I should like to say as well that it's clear to us from our research that it's not only the case that people who vote on election day vote in advance because it's more convenient and that it's only a movement back and forth of regular voters. Rather, what advanced voting has done in Canada, at least in 2006, was to give people who were at the margin—people who probably found voting inconvenient on the day of voting, who may have worked in retail or had other reasons to not vote—an opportunity to vote. So when we say that six out of ten voters who voted in the advance polls would not have voted otherwise, we feel this quite strongly.
The overall impact probably does ceiling out at 2% or 3%, but we should like to say there are a couple of other factors to take into consideration. The first is that voting is habitual, that when people vote for the first time it predicts very strongly that they will vote throughout their life. When people don't vote in the first one or two opportunities they have to vote, that gels into a pattern very quickly. So the knock-on effect of increasing voter turnout by two or three points can be higher in elections later on.
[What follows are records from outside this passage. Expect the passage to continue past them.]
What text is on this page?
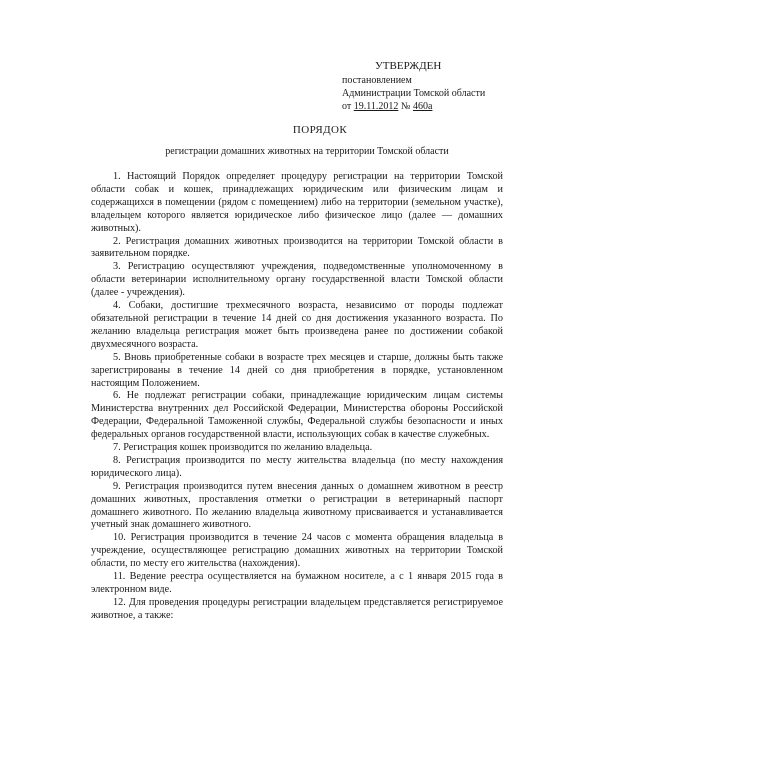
УТВЕРЖДЕН
постановлением
Администрации Томской области
от 19.11.2012 № 460а
ПОРЯДОК
регистрации домашних животных на территории Томской области

1. Настоящий Порядок определяет процедуру регистрации на территории Томской области собак и кошек, принадлежащих юридическим или физическим лицам и содержащихся в помещении (рядом с помещением) либо на территории (земельном участке), владельцем которого является юридическое либо физическое лицо (далее — домашних животных).

2. Регистрация домашних животных производится на территории Томской области в заявительном порядке.

3. Регистрацию осуществляют учреждения, подведомственные уполномоченному в области ветеринарии исполнительному органу государственной власти Томской области (далее - учреждения).

4. Собаки, достигшие трехмесячного возраста, независимо от породы подлежат обязательной регистрации в течение 14 дней со дня достижения указанного возраста. По желанию владельца регистрация может быть произведена ранее по достижении собакой двухмесячного возраста.

5. Вновь приобретенные собаки в возрасте трех месяцев и старше, должны быть также зарегистрированы в течение 14 дней со дня приобретения в порядке, установленном настоящим Положением.

6. Не подлежат регистрации собаки, принадлежащие юридическим лицам системы Министерства внутренних дел Российской Федерации, Министерства обороны Российской Федерации, Федеральной Таможенной службы, Федеральной службы безопасности и иных федеральных органов государственной власти, использующих собак в качестве служебных.

7. Регистрация кошек производится по желанию владельца.

8. Регистрация производится по месту жительства владельца (по месту нахождения юридического лица).

9. Регистрация производится путем внесения данных о домашнем животном в реестр домашних животных, проставления отметки о регистрации в ветеринарный паспорт домашнего животного. По желанию владельца животному присваивается и устанавливается учетный знак домашнего животного.

10. Регистрация производится в течение 24 часов с момента обращения владельца в учреждение, осуществляющее регистрацию домашних животных на территории Томской области, по месту его жительства (нахождения).

11. Ведение реестра осуществляется на бумажном носителе, а с 1 января 2015 года в электронном виде.

12. Для проведения процедуры регистрации владельцем представляется регистрируемое животное, а также:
I should like to say finally that I think politicians, and certainly political scientists around the world, scratch their heads at what can be done to bring more youth into the voting process generally, at what can be done to close this widening and quite massive gap between young people and older people. This bill won't do it, but what it will do is to give some youth and some old folks and some people in the middle who are on the margin and who find voting inconvenient a reason to go and vote, because they'll have one extra day to do it, then one day of advanced voting at the back end as well.
The effect isn't large, and I think our own opinion would be that it's for parliamentarians to decide what the price of a vote should be in terms of actual participation. I don't know what a deal is.